The Edmonton Oilers returned to relevance in the NHL this past season when they ended an 11-year postseason drought and not only advanced to the second round of the Stanley Cup Playoffs, but were just one game away from reaching the Western Conference Finals.
Connor McDavid, healthy for the full season, becoming arguably the best player in hockey and Leon Draisaitl taking a huge step forward were two of the biggest driving forces behind that success. Both of them were rewarded this offseason with massive, long-term contract extensions.
But the Oilers knew — or at least had pretty good reason to believe — that McDavid and Draisaitl, as highly skilled top draft picks, were going to be impact players.
They also needed a few other players to step up and they were able to get exactly that from one of McDavid and Draisaitl’s most common linemates, veteran forward Patrick Maroon.
Acquired in a February 2016 trade with the Anaheim Ducks, Maroon had an opportunity to play alongside two of the games best young players and ended up putting together a career year that saw him score 27 goals, a mark that was good enough for third-best on the team (behind only McDavid and Draisaitl).
In speaking with NHL.com this past week Maroon talked about how playing alongside those two players helped his spike in production.
“Obviously without those two I wouldn’t have the success I did, but sometimes you’ve got to give yourself some credit too,” Maroon, a St. Louis native, said recently after a workout at the St. Louis Blues practice facility. “Those two are very tremendous players, and for me I’ve just got to keep doing what I’m doing to stay with them.
“Obviously [Oilers coach] Todd McLellan had a really big part in that. He gave me an opportunity to play with those two. For me, I’ve just got to continue what I did last year, come [to training camp] in really good shape again, and hopefully good things fall into place again.”
There is no denying that playing alongside those two players helped. A lot. Prior to last season Maroon’s previous career high in goals was 12, which came during the 2015-16 season that he split with Anaheim and Edmonton. Eight of those goals came in the 16 games he played with the Oilers after he was acquired by the team, with some of them coming while playing alongside McDavid.

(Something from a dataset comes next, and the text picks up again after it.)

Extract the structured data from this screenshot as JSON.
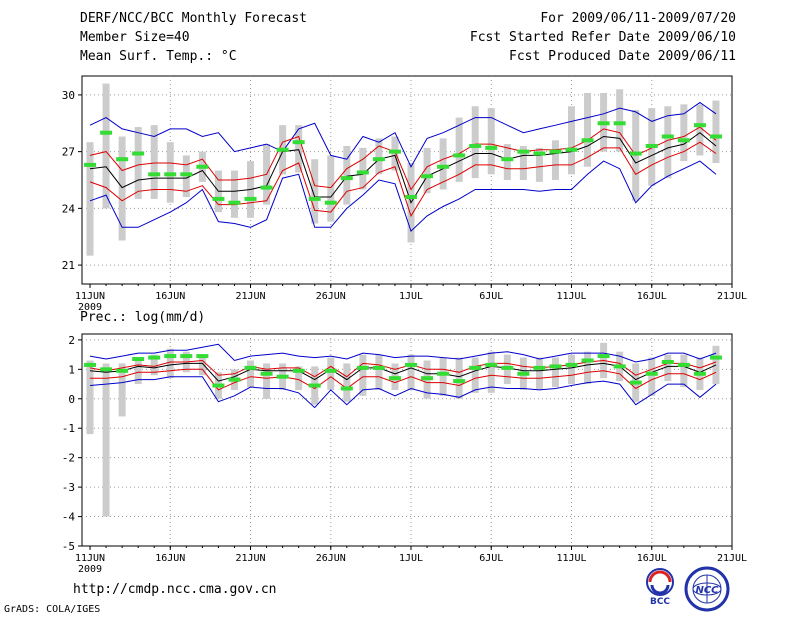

During the 2016-17 season 16 of Maroon’s 27 goals were directly assisted by either McDavid or Draisaitl, including six that both of them had an assist on. He also finished with a 15 percent shooting percentage that was a little above his normal career averages.
But even with all of that Maroon is still a good player, and the kind of player that can make everybody in the hockey world happy. He brings the size and physical play that the old school “grind them down” group adores, and he has also been a pretty consistently good possession player throughout his career, finishing as a better than 50 percent Corsi player in each of the past six seasons, including four seasons where he was better than 52 percent. Based on that it should not be a huge shock that with increased ice time (almost two additional minutes per game) and playing alongside two of the best offensive players in the league that his production skyrocketed.
As long as he gets an opportunity to play a similar role this season it would not be a stretch to expect him to finish close to the same numbers in 2017-18.